Dispennett said internships are usually competitive because the experience leads to advantages in the job market after graduation.

“You are able to build on skills that aren’t as strong or showcase your strong skills,” she said. “Also, I’ve talked to a lot of employers who are hiring individuals that have done an internship with them. They’ve already seen what (the intern) can do and what they’re strong points are. It’s a working interview in itself.”

Dispennett also said that students can decrease the competition by looking for qualified work experience that isn’t labeled an internship. Some of the ways students can go about finding an internship or job are to talk to people already in the field or research internships at the Career Center, Dispennett said.

“Students should start with people they already know in their field and talk to them about possibilities in places they work,” she said. “Look at internships offered in the past. The Career Center has books and directories of past internships. Also the Career Placement Center in the different colleges gives internship listings all the time.”

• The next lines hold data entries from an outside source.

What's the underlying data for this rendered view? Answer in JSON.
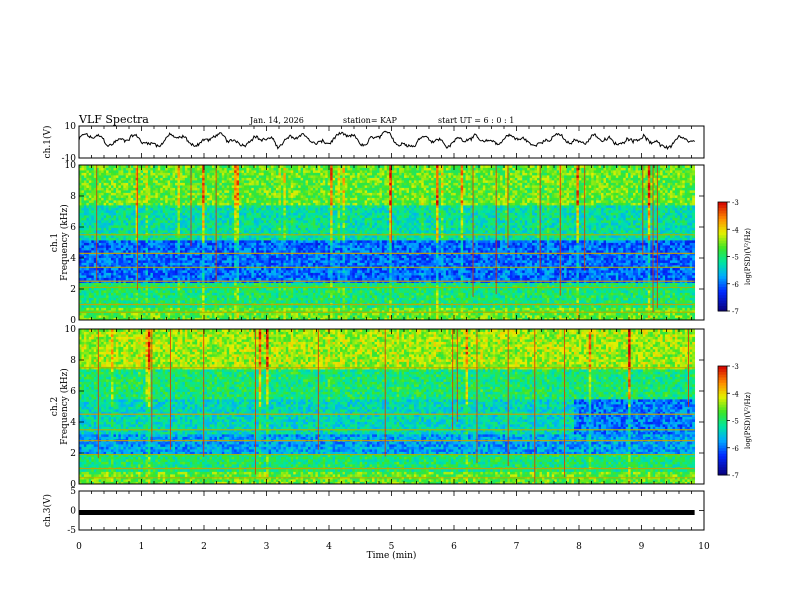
{
  "header": {
    "title": "VLF Spectra",
    "date": "Jan. 14, 2026",
    "station": "station= KAP",
    "start": "start UT =  6 : 0 : 1"
  },
  "chart_data": [
    {
      "type": "line",
      "panel": "ch1_waveform",
      "ylabel": "ch.1(V)",
      "ylim": [
        -10,
        10
      ],
      "yticks": [
        "10",
        "-10"
      ],
      "x_range_min": [
        0,
        9.85
      ],
      "series_description": "noisy waveform oscillating roughly between -4 and +6 V"
    },
    {
      "type": "heatmap",
      "panel": "ch1_spectrogram",
      "ylabel_channel": "ch.1",
      "ylabel": "Frequency (kHz)",
      "ylim": [
        0,
        10
      ],
      "yticks": [
        "0",
        "2",
        "4",
        "6",
        "8",
        "10"
      ],
      "colorbar": {
        "label": "log(PSD)(V²/Hz)",
        "range": [
          -7,
          -3
        ],
        "ticks": [
          "-3",
          "-4",
          "-5",
          "-6",
          "-7"
        ]
      },
      "horizontal_lines_khz": [
        0.5,
        1.0,
        2.1,
        2.5,
        3.4,
        4.3,
        5.5
      ]
    },
    {
      "type": "heatmap",
      "panel": "ch2_spectrogram",
      "ylabel_channel": "ch.2",
      "ylabel": "Frequency (kHz)",
      "ylim": [
        0,
        10
      ],
      "yticks": [
        "0",
        "2",
        "4",
        "6",
        "8",
        "10"
      ],
      "colorbar": {
        "label": "log(PSD)(V²/Hz)",
        "range": [
          -7,
          -3
        ],
        "ticks": [
          "-3",
          "-4",
          "-5",
          "-6",
          "-7"
        ]
      },
      "horizontal_lines_khz": [
        0.4,
        1.0,
        1.9,
        2.8,
        3.5,
        4.5,
        7.5
      ]
    },
    {
      "type": "line",
      "panel": "ch3_waveform",
      "ylabel": "ch.3(V)",
      "ylim": [
        -5,
        5
      ],
      "yticks": [
        "5",
        "0",
        "-5"
      ],
      "constant_value_v": -0.5,
      "x_range_min": [
        0,
        9.85
      ]
    }
  ],
  "xaxis": {
    "label": "Time (min)",
    "range": [
      0,
      10
    ],
    "ticks": [
      "0",
      "1",
      "2",
      "3",
      "4",
      "5",
      "6",
      "7",
      "8",
      "9",
      "10"
    ]
  }
}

Jamie Lee Shaffer, junior in Communications, spent last summer doing an internship for a television station in Springfield and will complete another one this summer.

“The experience is crazy because you have the classes and they are so boring, but then you get to go and see what it’s really like,” Shaffer said. “It reminds you why you’re doing what you’re doing.”

Shaffer was recently offered a non-paid internship at MSNBC in New York. She said non-paid internships are a drawback in the broadcast field.

“It’s nine weeks long and I’m going to look for another job, but my parents have been nothing but supportive,” she said. “I think they’ve accepted the fact that it’s going to be a few years before I can support myself.”

With nonpaying internships, some colleges offer scholarships to help with the expense or class credit. Dispennett said finding a part-time job is also an option.

Abry said he feels internships benefit a student more than just getting experience in that field.

“The most important things are not just doing it but leading up to it, too. Getting (the internships), searching for them, and getting apartments help you learn how to be resourceful,” Abry said. “Those are skills you need wherever you go, not just in your field.”